Calling all copy editors to ‘just change "social graph" to "social network"’ because ‘Social Network” was a much clearer description and less geeky and annoying to everyone, Dave says,
...before we talked about social graphs we called them social networks, and you know what -- they're exactly the same thing, and social network is a much less confusing term, so why don't we just stick with it? (Answer: we should, imho.) So if you don't want to sound like an idiot, call a social graph a social network and stand up for your right to understand technology, and make the techies actually do some useful stuff instead of making simple stuff sound complicated.
Josh Catone, who writes on the popular Readwriteweb blog also thinks “social graph” is a tired idea and “social network” was always better.
I think you should read the above bloggers in detail and the comment sections provide entertaining nuggets of opinion on the matter. For example, here.
Like most startups with billions twinkling in their youthful eyes, the Facebook management team is also inspired by Google and they thought the “social graph” was a worthy option to “pagerank”.
However, Pagerank has become the unofficial arbiter of the value of the currency of links on the web, and links are the original networks on the web.

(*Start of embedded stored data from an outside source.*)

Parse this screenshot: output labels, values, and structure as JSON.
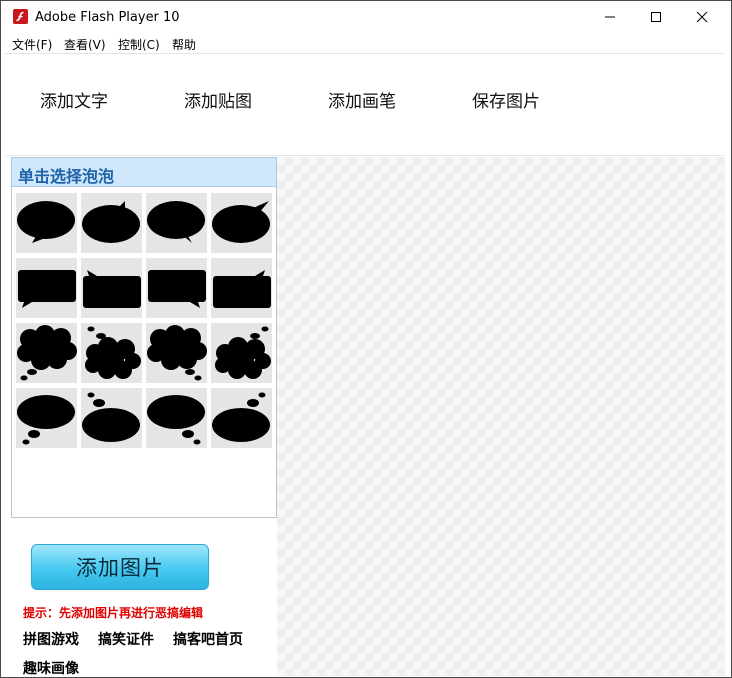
{
  "window": {
    "title": "Adobe Flash Player 10"
  },
  "menu": {
    "items": [
      {
        "label": "文件(F)"
      },
      {
        "label": "查看(V)"
      },
      {
        "label": "控制(C)"
      },
      {
        "label": "帮助"
      }
    ]
  },
  "toolbar": {
    "buttons": [
      {
        "label": "添加文字"
      },
      {
        "label": "添加贴图"
      },
      {
        "label": "添加画笔"
      },
      {
        "label": "保存图片"
      }
    ]
  },
  "bubble_panel": {
    "header": "单击选择泡泡",
    "rows": [
      {
        "style": "speech-round",
        "count": 4
      },
      {
        "style": "speech-rect",
        "count": 4
      },
      {
        "style": "thought-cloud",
        "count": 4
      },
      {
        "style": "thought-oval",
        "count": 4
      }
    ]
  },
  "add_image": {
    "label": "添加图片"
  },
  "tip": "提示：先添加图片再进行恶搞编辑",
  "links": [
    {
      "label": "拼图游戏"
    },
    {
      "label": "搞笑证件"
    },
    {
      "label": "搞客吧首页"
    },
    {
      "label": "趣味画像"
    }
  ],
  "colors": {
    "panel_header_bg": "#cfe7fb",
    "panel_header_text": "#1e62a8",
    "add_button": "#46c9f0",
    "tip_text": "#e00000",
    "app_icon": "#c8171d"
  }
}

You cannot say the same about ‘social graph”, the utility of which was never realized despite all that marketese and some die-hard silicon valley “Rising Star” Riders/bloggers – people who hoped to benefit from Facebook’s rise.
Coming November 5 2007, Google will hopefully launch the first version of its response to the challenge provided by social networks, and I think the network value in Gmail, Gtalk, Google Reader, Google Personal Start Page followed by a whole range of Google offerings, will be realized in a steady fashion, all these tools being productive tools, with huge potential of actionable intelligence on hand.
Then, we will see how the redundant, so-far unproductive “social graph” faces up to the barrage of “social networks” of so many useful applications.